This is a timely book. Not only does it hit the shelves at a time when the TV adaptation of Margaret Atwood’s The Handmaiden’s Tale is capturing the ratings; it is also prescient in the light of what is happening to women in many countries across the globe.
Gather The Daughters is a dystopian novel – a dark and chilling story which takes place on an island ruled by a patriarchy. No-one is allowed to leave the island, save for the ten men who are deemed ‘the Wanderers’. These men look for others of a similar patriarchal mind in the ‘Badlands’ – the world outside; a world which most of the islanders know nothing about, but they do know that bad things happen there. Whether plague or pestilence, overpopulation and famine, or simply just rampant immorality, the inhabitants of the island have fled there to live the kind of life they yearn for.
This life is both hard and authoritarian. The children have never known anything different, so for them it is normal life. We learn from four young women what their lives are like and the hardships they have to endure. Even although they have known nothing else, there is still, in a few of these young women, an instilled sense that not everything is OK.
Nor, indeed, is it ok. Because this is a society where reading is severely frowned upon and where women are not only subservient to men, they are first ‘broken in’ by their fathers, but only up until they have their first period, because this is an island which already suffers from too much inbreeding.
Then, as they reach puberty, they are allowed one summer when they can run wild and enjoy themselves before the night when they are all brought together and the men each choose a girl as a wife and breeding mare.
These women will then go on to have children of their own – but as soon as they are to become grandparents, they will ‘drink the draught’ and end their lives. Overpopulation, with just 2 children each allowed, is not going to be a problem here.
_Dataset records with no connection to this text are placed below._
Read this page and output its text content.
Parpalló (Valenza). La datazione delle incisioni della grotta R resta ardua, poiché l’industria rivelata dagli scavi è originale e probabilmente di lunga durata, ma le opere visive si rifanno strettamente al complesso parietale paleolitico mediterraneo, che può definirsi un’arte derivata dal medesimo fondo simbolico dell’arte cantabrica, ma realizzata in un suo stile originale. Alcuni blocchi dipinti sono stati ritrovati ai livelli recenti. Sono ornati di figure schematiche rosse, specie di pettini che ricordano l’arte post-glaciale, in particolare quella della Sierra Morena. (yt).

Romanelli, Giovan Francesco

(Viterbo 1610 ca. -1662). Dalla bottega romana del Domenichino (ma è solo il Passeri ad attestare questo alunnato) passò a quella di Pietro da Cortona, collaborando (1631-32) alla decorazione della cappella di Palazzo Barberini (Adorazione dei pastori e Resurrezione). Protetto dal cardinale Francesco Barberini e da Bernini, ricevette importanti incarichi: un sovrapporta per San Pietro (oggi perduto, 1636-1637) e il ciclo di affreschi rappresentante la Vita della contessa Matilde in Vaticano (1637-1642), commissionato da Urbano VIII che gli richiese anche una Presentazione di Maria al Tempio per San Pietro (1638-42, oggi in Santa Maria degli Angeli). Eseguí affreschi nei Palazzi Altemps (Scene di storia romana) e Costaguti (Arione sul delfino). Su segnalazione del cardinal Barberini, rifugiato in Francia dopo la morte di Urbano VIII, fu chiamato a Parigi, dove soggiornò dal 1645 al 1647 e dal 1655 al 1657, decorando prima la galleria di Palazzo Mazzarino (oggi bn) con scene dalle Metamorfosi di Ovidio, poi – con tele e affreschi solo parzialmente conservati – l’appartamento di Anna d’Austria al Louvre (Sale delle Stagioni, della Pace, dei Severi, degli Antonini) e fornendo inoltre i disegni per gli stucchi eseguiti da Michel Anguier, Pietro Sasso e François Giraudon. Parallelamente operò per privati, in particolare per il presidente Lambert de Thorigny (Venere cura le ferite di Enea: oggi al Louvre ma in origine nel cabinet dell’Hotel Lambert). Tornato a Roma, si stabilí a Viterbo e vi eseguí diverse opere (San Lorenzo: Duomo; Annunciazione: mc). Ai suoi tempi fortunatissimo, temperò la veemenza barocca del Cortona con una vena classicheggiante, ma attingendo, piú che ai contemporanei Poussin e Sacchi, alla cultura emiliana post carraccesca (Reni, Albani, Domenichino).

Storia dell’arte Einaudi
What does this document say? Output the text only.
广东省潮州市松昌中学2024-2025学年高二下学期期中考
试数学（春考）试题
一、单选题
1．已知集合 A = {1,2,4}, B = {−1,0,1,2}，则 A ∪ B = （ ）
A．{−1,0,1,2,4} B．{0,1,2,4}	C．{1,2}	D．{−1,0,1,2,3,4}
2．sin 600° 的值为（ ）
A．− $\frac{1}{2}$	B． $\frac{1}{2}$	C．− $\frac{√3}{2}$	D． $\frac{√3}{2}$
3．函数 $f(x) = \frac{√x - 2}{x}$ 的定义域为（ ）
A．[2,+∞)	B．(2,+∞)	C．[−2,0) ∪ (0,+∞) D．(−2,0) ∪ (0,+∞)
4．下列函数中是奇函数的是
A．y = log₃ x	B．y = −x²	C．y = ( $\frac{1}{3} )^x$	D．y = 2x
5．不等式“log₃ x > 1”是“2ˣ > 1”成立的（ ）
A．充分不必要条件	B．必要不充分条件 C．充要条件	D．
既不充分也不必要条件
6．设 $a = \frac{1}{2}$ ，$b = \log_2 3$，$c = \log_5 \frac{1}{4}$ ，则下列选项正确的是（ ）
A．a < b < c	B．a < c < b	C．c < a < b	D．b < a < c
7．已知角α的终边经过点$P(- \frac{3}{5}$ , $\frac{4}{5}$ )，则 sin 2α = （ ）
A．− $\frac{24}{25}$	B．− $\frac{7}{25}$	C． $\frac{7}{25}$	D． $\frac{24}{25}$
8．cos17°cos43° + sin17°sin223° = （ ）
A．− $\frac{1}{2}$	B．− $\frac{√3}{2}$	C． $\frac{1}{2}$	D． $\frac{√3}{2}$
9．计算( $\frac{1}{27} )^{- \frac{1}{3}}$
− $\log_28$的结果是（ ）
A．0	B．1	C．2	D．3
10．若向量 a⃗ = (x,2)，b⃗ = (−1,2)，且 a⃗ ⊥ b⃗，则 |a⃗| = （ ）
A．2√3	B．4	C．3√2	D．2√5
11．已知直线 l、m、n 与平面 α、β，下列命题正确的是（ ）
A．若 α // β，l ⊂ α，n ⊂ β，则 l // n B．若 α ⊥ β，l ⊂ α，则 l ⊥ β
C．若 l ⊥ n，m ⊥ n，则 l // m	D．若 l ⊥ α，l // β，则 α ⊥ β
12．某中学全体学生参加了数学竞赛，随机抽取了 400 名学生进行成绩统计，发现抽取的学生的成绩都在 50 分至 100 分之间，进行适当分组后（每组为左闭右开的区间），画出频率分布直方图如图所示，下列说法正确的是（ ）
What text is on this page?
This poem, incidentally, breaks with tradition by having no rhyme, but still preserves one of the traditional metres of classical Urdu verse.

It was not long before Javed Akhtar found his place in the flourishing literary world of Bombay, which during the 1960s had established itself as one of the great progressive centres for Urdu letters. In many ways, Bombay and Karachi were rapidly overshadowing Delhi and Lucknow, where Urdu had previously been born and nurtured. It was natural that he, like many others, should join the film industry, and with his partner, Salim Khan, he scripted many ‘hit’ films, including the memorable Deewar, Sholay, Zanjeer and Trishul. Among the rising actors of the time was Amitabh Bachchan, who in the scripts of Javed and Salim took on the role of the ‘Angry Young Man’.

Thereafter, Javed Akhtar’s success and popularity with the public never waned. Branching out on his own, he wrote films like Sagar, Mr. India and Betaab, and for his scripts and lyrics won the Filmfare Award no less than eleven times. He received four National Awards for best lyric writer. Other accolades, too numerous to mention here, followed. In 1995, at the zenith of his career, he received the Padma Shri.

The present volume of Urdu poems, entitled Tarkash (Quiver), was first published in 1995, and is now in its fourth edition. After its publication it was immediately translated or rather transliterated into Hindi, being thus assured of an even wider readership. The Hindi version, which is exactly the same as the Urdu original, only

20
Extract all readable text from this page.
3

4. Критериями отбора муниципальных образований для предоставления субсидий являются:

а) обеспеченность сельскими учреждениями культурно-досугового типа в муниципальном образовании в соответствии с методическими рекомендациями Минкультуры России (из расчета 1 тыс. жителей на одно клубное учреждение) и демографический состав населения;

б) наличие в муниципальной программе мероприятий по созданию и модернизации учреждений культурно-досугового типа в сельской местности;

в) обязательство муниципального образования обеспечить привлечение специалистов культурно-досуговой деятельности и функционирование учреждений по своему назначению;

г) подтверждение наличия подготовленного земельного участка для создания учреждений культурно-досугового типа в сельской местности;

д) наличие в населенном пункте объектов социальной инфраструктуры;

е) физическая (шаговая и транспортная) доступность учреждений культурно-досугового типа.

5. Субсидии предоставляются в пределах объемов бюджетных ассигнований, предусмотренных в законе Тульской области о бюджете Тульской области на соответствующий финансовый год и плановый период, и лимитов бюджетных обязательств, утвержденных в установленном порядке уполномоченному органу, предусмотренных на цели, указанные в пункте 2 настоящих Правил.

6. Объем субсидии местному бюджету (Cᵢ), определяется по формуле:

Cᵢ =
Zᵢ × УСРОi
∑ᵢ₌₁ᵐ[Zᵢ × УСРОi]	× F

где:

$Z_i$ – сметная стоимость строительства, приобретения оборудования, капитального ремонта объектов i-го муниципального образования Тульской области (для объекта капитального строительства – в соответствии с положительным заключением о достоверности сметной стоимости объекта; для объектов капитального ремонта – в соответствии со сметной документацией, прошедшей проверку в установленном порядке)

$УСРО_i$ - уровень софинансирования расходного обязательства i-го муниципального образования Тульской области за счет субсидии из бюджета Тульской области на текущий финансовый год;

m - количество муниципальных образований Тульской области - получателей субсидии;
Vanessa, Amanda, Caitlyn, and Janey are the four young women through whose eyes we understand life on the island. Janey is feisty, wild haired and rebellious. She is also deeply unhappy and has been systematically starving herself in order to delay the onset of her puberty. She is desperate to know anything she can about life away from their island.
Vanessa is 13 years old and has almost liberal parents, comparatively speaking. Her father is a Wanderer and over time he has brought back a library full of books which Vanessa loves to secretly read and which have given her a strong thirst for knowledge and an insatiable curiosity about the Badlands.
Amanda is 15, married and pregnant. She had to leave home because her father loved her too much to let her go, so marrying was her only escape.
Caitlyn was a baby when her parents brought her to the island, so she remembers nothing of her old life. But her father is a drunk and her mother a woman who couldn’t say boo to a goose.
When Janey leads the others to challenge everything they have been brought up to believe, the results could be catastrophic for more than one of the women.
This book works because Melamed is a strong and descriptive writer whose ability to create a realistic scenario shines through every page. She is able to portray the coming of age in these women and set it against the stark cruelty of which man is capable. Yet in the midst of a haunting and desperately sad story, there are glimpses of light from the human spirit which allows for a possible redemptive future. As a debut novel it certainly stands out.
I think if I hadn’t read the Handmaid’s Tale, I’d have been completely blown away. As it is, I think this is a strong and coherent story, excellently told. Jennie Melamed is an immensely talented writer.